Almost every facet of talk, including person-referencing practices, speech acts, prosodic and gestural features, turn-taking procedures, the language selected, narrative, genres and style and stance relct identities and are used to build them.

Note: This explication of identity is adapted from the opening chapter in Tracy (forthcoming)

References
Antaki, C., & Widdicombe, S. (1998). Identities in Talk. London: Sage.
Benwell, B., & Stokoe, E. (2006).
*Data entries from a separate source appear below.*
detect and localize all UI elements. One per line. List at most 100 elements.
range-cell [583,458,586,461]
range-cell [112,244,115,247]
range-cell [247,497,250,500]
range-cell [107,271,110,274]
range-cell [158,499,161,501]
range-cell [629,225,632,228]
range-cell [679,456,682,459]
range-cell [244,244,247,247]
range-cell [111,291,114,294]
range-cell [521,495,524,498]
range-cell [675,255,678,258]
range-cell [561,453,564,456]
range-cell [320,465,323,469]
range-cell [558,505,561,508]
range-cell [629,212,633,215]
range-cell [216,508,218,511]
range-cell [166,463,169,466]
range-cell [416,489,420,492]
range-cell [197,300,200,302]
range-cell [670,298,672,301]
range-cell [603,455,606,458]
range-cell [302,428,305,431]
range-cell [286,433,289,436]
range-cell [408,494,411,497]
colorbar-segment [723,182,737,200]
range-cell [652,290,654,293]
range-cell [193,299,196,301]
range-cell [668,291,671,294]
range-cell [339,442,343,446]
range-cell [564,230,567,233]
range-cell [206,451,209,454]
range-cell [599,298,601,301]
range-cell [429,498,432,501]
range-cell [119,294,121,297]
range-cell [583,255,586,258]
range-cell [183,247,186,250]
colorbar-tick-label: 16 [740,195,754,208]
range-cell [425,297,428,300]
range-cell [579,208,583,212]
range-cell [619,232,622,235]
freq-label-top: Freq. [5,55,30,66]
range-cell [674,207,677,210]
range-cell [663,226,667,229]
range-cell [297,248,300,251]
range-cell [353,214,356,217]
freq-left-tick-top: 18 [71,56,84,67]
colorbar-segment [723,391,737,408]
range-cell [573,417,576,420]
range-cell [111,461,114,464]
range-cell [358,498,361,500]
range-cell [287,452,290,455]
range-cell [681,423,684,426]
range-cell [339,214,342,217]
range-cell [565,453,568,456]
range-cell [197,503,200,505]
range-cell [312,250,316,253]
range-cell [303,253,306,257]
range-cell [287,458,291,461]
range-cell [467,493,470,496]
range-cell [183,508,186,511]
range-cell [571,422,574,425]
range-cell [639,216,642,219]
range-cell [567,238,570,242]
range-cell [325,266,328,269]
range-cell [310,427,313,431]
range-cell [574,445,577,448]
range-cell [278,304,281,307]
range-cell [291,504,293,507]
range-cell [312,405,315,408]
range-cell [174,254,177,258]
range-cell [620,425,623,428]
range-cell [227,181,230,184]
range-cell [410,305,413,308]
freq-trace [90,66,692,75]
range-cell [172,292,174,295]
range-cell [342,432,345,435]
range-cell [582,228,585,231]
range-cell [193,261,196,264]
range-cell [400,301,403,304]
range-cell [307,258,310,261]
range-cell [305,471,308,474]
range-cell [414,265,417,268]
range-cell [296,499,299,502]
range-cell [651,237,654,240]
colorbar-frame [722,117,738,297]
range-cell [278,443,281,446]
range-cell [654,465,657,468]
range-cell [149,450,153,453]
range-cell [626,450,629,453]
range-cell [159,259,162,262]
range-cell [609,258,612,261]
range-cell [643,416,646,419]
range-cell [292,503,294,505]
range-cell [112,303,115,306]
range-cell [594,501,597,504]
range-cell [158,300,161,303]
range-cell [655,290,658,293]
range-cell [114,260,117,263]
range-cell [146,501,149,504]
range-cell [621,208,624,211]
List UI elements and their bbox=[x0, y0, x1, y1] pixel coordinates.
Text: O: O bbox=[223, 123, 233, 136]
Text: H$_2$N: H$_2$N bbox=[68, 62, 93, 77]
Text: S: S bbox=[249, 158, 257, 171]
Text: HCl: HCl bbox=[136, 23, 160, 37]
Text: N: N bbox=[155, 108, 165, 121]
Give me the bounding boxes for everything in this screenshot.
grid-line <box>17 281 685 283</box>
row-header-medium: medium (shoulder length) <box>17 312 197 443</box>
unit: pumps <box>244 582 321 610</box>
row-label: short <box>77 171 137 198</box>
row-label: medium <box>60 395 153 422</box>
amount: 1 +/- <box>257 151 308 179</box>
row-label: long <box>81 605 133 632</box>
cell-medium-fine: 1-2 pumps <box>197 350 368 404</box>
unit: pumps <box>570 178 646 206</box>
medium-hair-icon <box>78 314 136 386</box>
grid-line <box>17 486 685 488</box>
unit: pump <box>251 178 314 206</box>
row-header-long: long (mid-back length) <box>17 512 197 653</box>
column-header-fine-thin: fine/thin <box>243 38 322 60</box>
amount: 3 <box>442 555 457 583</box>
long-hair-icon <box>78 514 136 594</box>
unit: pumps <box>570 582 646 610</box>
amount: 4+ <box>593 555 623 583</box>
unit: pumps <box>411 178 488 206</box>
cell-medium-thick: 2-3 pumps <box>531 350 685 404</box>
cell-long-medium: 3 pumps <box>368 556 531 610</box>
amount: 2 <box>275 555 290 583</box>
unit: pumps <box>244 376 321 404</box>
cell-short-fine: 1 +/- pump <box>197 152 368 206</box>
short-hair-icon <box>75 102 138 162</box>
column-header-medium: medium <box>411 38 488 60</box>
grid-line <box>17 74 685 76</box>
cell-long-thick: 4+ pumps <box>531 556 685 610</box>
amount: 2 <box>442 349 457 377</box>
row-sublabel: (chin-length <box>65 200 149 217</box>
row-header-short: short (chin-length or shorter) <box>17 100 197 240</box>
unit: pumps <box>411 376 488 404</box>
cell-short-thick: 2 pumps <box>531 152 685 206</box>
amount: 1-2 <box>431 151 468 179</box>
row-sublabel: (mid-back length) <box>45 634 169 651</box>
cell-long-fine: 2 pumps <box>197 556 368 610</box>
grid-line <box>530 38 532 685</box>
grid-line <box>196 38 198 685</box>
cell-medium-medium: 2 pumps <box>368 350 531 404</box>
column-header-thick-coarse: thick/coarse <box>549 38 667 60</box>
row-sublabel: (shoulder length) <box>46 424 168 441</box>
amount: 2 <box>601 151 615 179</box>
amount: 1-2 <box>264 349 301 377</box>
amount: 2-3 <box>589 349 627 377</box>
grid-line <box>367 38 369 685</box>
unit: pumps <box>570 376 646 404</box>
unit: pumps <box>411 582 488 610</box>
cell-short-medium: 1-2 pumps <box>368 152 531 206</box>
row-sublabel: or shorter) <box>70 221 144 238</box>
Discourse and Identity. Edinburgh: Edinburgh University Press.
Goffman, E. (1967). Interaction Ritual: Essays on Face-to-face Behavior. Chicago: Aldine.
Goffman, E. (1974). Frame Analysis: An Essay on the Organization of Experience. New York: Harper and Row.
Grad, H., & Rojo, L. M. (2008). Identities in discourse: An integrative view. In R. Dolón & J. Todoli (Eds.). Analysing Identities in Discourse (pp. 3-28). Amsterdam: John Benjamins.
Ochs, E. (1993). Constructing social identity: A language socialization perspective. Research on Language and Social Interaction 26, 287-306.
Spencer-Oatey, H. (2007). Theories of identity and the analysis of face. Journal of Pragmatics 39(4), 639-656.
Tracy, K., & Robles, J. S. (2013). Everyday Talk: Building and Reflecting Identities (2nd ed.). New York: Guilford.
Tracy, K. (forthcoming). Discourse, Identity, and Social Change in the Marriage Equality Debates. New York: Oxford University Press.
Zimmerman, D. H. (1998). Identity, context and interaction. In C. Antaki & S. Widdicombe (Eds.). Identities in Talk (pp. 87-106). London: Sage.